Pregnant women are a lot like male seahorses, say scientists

Researchers find surprising similarities between the pregnancies of seahorses and humans.

Michael Probst/AP/File
A seahorse swims in its basin in the zoo in Frankfurt, Germany, July 25, 2014.

What do a seahorse father and a human mother have in common? Pregnancy. 

But the similarities go further than simply carrying a baby, say scientists. 

"Surprisingly, seahorse dads do a lot of the same things human mums do," said Camilla Whittington, co-author of a new study, in a press release.

Although seahorse dads carry their young for just 24 days and human gestation lasts nine months, what happens during pregnancy in both animals is remarkably similar, according to a study published Tuesday in the journal Molecular Biology and Evolution.

The brood pouch of a male seahorse is much more than a hangout for developing embryos. The pouch also nourishes and protects the growing swimmers, she explains.

"Seahorse babies get a lot of nutrients via the egg yolk provided by their mothers, but the pouch of the fathers has also evolved to meet the complex challenges of providing additional nutrients and immunological protection, and ensuring gas exchange and waste removal,” said Dr. Whittington.

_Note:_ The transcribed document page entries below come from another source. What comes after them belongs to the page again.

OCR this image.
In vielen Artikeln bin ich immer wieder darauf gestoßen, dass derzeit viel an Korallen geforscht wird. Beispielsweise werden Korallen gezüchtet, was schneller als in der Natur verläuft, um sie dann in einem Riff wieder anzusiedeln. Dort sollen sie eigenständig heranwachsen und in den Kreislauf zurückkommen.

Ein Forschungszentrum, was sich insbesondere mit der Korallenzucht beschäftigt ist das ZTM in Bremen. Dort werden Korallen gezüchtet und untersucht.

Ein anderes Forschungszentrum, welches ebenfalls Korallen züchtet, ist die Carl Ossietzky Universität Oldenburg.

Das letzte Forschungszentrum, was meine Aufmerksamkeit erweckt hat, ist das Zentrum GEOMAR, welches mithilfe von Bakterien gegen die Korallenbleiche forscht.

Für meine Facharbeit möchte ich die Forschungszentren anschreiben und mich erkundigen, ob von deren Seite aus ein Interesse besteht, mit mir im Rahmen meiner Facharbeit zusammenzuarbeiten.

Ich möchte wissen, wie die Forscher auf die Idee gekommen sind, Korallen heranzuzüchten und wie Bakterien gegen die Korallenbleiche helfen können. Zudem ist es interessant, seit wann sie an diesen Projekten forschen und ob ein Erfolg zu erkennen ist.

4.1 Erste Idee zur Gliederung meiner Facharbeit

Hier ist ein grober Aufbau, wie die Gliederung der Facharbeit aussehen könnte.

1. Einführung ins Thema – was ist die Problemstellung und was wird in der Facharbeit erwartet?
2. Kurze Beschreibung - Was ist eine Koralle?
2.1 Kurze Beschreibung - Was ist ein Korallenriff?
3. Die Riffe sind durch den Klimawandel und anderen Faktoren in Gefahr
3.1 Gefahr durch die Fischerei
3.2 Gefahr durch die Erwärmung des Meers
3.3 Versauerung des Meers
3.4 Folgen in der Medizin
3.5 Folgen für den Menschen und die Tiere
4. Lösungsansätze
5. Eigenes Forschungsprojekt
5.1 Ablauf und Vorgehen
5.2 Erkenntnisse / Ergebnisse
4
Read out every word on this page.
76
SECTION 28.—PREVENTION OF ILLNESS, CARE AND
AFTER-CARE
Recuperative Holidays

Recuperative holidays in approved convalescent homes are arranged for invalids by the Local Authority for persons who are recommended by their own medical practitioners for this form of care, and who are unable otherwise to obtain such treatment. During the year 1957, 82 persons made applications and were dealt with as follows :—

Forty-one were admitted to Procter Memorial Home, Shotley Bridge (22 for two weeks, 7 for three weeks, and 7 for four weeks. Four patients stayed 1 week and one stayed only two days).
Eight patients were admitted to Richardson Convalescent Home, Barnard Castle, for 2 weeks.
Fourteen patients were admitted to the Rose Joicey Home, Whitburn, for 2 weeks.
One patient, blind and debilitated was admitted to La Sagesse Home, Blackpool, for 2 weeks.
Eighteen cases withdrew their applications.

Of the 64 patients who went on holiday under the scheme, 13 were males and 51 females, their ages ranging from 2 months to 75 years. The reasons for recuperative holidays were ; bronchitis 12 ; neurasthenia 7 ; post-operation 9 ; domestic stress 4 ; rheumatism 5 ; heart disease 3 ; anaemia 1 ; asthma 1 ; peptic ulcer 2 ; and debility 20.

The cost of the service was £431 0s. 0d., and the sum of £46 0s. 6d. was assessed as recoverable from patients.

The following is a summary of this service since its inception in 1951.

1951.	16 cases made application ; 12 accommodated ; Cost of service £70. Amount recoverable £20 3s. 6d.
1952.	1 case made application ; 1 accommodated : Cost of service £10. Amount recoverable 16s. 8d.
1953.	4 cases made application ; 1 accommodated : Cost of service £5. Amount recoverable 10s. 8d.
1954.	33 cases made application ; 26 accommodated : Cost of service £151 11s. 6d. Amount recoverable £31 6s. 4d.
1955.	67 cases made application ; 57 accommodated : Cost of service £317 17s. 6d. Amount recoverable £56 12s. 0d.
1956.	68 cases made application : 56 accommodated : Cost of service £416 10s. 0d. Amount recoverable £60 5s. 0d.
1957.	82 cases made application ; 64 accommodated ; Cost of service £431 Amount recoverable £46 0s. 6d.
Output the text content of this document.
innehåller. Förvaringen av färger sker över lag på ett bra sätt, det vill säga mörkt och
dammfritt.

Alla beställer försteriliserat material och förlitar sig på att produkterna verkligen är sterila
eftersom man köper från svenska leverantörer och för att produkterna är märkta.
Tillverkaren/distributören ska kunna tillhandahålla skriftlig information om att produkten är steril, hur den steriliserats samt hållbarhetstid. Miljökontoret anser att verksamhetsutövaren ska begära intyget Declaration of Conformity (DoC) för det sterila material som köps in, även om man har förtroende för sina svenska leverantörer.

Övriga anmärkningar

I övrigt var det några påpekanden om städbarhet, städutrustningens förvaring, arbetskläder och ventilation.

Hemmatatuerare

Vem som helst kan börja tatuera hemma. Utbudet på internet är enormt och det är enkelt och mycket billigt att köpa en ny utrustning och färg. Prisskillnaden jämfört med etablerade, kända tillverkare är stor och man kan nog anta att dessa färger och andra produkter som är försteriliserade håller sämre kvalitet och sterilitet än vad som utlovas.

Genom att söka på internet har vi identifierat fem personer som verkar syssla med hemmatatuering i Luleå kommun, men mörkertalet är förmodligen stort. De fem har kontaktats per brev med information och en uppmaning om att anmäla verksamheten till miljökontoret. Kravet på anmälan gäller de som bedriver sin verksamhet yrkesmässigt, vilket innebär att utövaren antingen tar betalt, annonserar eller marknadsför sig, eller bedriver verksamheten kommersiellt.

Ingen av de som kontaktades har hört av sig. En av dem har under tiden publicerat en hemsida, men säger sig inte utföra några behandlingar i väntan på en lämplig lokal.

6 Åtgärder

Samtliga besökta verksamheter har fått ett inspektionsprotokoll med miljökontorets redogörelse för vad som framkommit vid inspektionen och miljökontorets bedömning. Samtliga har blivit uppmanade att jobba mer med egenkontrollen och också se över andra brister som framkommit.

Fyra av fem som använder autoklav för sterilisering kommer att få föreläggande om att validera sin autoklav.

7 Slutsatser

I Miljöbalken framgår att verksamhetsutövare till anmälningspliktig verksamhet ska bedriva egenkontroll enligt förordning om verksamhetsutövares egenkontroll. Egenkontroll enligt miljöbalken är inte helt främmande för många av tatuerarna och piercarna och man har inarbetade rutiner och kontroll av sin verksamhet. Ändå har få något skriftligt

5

Those additional nutrients include energy-rich lipids and calcium to support the growth of tiny seahorse bones. The researchers think the embryos absorb these nutrients when they are secreted into the brood pouch.

The similarities between seahorse and human pregnancy don't stop there.

By examining samples taken from seahorse brood pouches, the researchers determined that the some of the seahorses' genes are remarkably similar to that of diverse live-bearing mammals, reptiles, and fish, suggesting that there is a "common toolkit of genes regulating pregnancy in divergent evolutionary lineages."

“Regardless of your species, pregnancy presents a number of complex challenges, like ensuring you can provide oxygen and nutrients to your embryos,” said Whittington. “We have evolved independently to meet these challenges, but our research suggests that even distantly related animals use similar genes to manage pregnancy and produce healthy offspring.”

Seahorses are part of the only known family of animals, Syngnathidae, in which males take care of pregnancy.